I remember a church board meeting years ago, where one member arrived highly indignant. I have mercifully forgotten the issue, though it was probably something like a special music piece he thought too secular-sounding, or someone had gone up front wearing a wedding ring. Back then, those seemed very important. He fussed and fumed and scolded the other board members, insisting they should have forcibly intervened on the spot. Someone said, “Gerald, please: it isn’t that big of a deal. Jesus was accepting of people who didn’t do things exactly like he did them. Look at how he treated Zaccheus and the woman caught in adultery.”
Gerald would have none of it. “Jesus also cleared the moneychangers from the temple with anger and violence!” he shouted, pounding the table. “He said that our enemies would be of our own household, that we would have to hate even our father and mother for his sake. He’s pictured in Revelation carrying a sword! If we don’t stand for the right, no matter who gets hurt, our church will fail to be what God wants us to be in the end time!”
Gerald and his would-be calmer were citing the same Bible, even the same part of the Bible. But they found quite different things there.
You can tell a lot about someone’s faith and nearly as much about their psychology by which passages of Scripture they emphasize. One style of Adventist believer leans heavily on the Old Testament and the Apocalyptic books, and a few chosen passages from the rest. There are others that emphasize mostly the gospels and the epistles, with selective forays into the Old Testament and Revelation.
The Bible, unlike, say David Copperfield, wasn’t written by one author. The unity we find there is because (as Peter explains it in 2 Peter 1:21) all the authors, over several thousands years, spoke at the urging of the same Spirit — though in astonishingly different cultures and circumstances. So the Bible is a unity, but the difference in culture, as well as God’s apparently evolving approach to humankind over time, makes it a rather tense unity. Even knowing that, we don’t always study with context in mind: we pick and choose as though we were doing case law research, where I try to cite a case to trump the case you cite.
I’ve heard people say that all the passages are descriptive of God, even when in conflict with one another — we just don’t understand them yet. And perhaps that’s true, although that isn’t necessarily a practical answer. We still want to know, in any given situation, how does a Christian know how to act, or what attitude to take? Where do you look to find the heart and soul of your faith? It seems self-evident to me that we Christians look to Jesus Christ — whose life and teachings, it’s important to remind ourselves, were heavily skewed in the direction of love, acceptance, grace and humility, one table-tipping temple-tax-tossing temper tantrum notwithstanding. We Christians also overlook that he was completely non-denominational, and was patient with well-intentioned people even if they had a different theology than his.
But not everyone agrees with me. So you can (and some do) make a case for an angry, judgmental kind of God who’s very concerned about small things, especially if you draw heavily upon the Old Testament prophets and Revelation.
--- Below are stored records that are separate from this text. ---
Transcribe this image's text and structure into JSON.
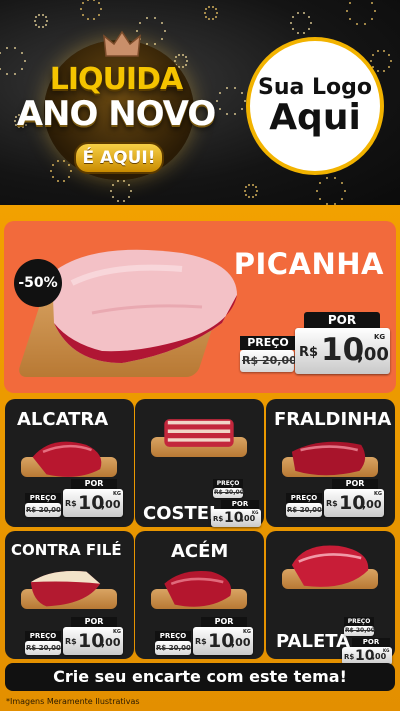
{
  "header": {
    "logo_line1": "LIQUIDA",
    "logo_line2": "ANO NOVO",
    "logo_pill": "É AQUI!",
    "placeholder_logo_top": "Sua Logo",
    "placeholder_logo_bottom": "Aqui"
  },
  "colors": {
    "background_orange": "#f2a100",
    "hero_coral": "#f26a3c",
    "card_dark": "#1d1d1d",
    "gold": "#f5c400"
  },
  "featured": {
    "discount": "-50%",
    "name": "PICANHA",
    "preco_label": "PREÇO",
    "por_label": "POR",
    "old_price": "R$ 20,00",
    "currency": "R$",
    "new_price_int": "10",
    "new_price_cents": ",00",
    "unit": "KG"
  },
  "products": [
    {
      "name": "ALCATRA",
      "preco_label": "PREÇO",
      "por_label": "POR",
      "old_price": "R$ 20,00",
      "currency": "R$",
      "new_price_int": "10",
      "new_price_cents": ",00",
      "unit": "KG"
    },
    {
      "name": "COSTELA",
      "preco_label": "PREÇO",
      "por_label": "POR",
      "old_price": "R$ 20,00",
      "currency": "R$",
      "new_price_int": "10",
      "new_price_cents": ",00",
      "unit": "KG"
    },
    {
      "name": "FRALDINHA",
      "preco_label": "PREÇO",
      "por_label": "POR",
      "old_price": "R$ 20,00",
      "currency": "R$",
      "new_price_int": "10",
      "new_price_cents": ",00",
      "unit": "KG"
    },
    {
      "name": "CONTRA FILÉ",
      "preco_label": "PREÇO",
      "por_label": "POR",
      "old_price": "R$ 20,00",
      "currency": "R$",
      "new_price_int": "10",
      "new_price_cents": ",00",
      "unit": "KG"
    },
    {
      "name": "ACÉM",
      "preco_label": "PREÇO",
      "por_label": "POR",
      "old_price": "R$ 20,00",
      "currency": "R$",
      "new_price_int": "10",
      "new_price_cents": ",00",
      "unit": "KG"
    },
    {
      "name": "PALETA",
      "preco_label": "PREÇO",
      "por_label": "POR",
      "old_price": "R$ 20,00",
      "currency": "R$",
      "new_price_int": "10",
      "new_price_cents": ",00",
      "unit": "KG"
    }
  ],
  "cta": "Crie seu encarte com este tema!",
  "footnote": "*Imagens Meramente Ilustrativas"
}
Still, the problem with that very hard-edged theology isn’t what the Bible says about God, but that people use the Bible selectively for warrant to do themselves things that God alone has reserved the right to do, like judging and punishing others.
Something similar happens with Ellen White’s writings. Within the same week, I was emailed a compilation of quotes on the evils of compromise in the church, and another on grace and the acceptance of change. Those who mostly quote The Great Controversy sometimes seem to be of a different religion than those who quote The Desire of Ages and Steps to Christ. (My friend Fritz Guy, when asked “What does Ellen White say about that?” replies, “Which Ellen White?”)
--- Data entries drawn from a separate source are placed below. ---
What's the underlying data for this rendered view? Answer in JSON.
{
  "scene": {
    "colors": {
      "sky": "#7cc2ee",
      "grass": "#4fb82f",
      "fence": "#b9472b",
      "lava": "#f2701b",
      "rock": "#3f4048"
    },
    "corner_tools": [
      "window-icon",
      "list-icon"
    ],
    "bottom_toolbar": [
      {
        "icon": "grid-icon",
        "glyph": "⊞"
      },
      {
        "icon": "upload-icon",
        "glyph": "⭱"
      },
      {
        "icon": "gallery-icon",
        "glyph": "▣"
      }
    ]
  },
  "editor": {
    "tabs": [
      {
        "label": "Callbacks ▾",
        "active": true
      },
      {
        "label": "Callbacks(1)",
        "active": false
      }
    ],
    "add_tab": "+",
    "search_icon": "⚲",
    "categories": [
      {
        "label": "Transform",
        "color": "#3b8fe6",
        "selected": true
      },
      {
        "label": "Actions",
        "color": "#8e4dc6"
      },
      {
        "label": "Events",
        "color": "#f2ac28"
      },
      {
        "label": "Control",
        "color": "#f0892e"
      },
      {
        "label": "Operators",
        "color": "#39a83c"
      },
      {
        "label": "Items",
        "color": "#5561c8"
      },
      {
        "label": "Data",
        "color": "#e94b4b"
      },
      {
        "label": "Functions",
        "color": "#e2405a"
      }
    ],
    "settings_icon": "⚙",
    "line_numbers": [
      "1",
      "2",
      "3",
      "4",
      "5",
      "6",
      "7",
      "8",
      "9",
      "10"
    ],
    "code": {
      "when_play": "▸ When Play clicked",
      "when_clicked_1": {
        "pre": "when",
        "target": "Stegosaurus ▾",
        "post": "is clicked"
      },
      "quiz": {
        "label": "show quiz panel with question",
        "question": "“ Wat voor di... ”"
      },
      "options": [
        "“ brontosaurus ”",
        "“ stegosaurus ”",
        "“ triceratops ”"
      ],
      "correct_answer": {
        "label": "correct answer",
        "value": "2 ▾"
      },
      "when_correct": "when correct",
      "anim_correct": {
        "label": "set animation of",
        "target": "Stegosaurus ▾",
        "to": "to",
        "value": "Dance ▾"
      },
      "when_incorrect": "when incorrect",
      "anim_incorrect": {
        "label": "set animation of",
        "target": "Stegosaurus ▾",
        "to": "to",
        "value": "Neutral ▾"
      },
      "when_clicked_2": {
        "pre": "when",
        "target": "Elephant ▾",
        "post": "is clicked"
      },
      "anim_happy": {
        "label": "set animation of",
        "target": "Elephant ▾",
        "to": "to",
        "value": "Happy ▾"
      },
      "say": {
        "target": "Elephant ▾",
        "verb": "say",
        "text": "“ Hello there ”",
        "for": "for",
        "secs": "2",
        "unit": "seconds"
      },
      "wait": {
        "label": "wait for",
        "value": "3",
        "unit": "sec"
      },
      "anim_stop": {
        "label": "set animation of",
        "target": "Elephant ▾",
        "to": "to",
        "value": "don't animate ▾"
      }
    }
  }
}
Which is primary? Do Jesus’ accepting, loving teachings tell more of God than the Old Testament imprecations and jeremiads? Is God depicted more accurately in The Great Controversy or Steps to Christ? We’re not sure, and we don’t have a sufficiently flexible hermeneutic to guide us. So we merely resist rethinking our traditional points of view, even when there’s reason to.
An important question, it seems to me, is which comes first: do people form their theology because of the texts they read or are instructed in, or are they attracted to certain texts because of how they feel and what they believe? Does the theology come first, or the psychology? I see evidence of the latter: that we’ve a strong temptation to use our inspired texts to say what our hearts, so often selfish and hurt, drive us to say.
Still, some of my friends will insist that their theological perspective isn’t personal, only scriptural — as we each try to trump the other with our own set of texts.
So we’ve got a hermeneutical challenge, and probably a systemic challenge as well. We can’t agree to disagree. We can’t even agree that we don’t know everything, and so should practice a tolerant humility toward one another. We want to be certain, and finding certainty in writings with as much variation as ours have makes that a very complicated proposition.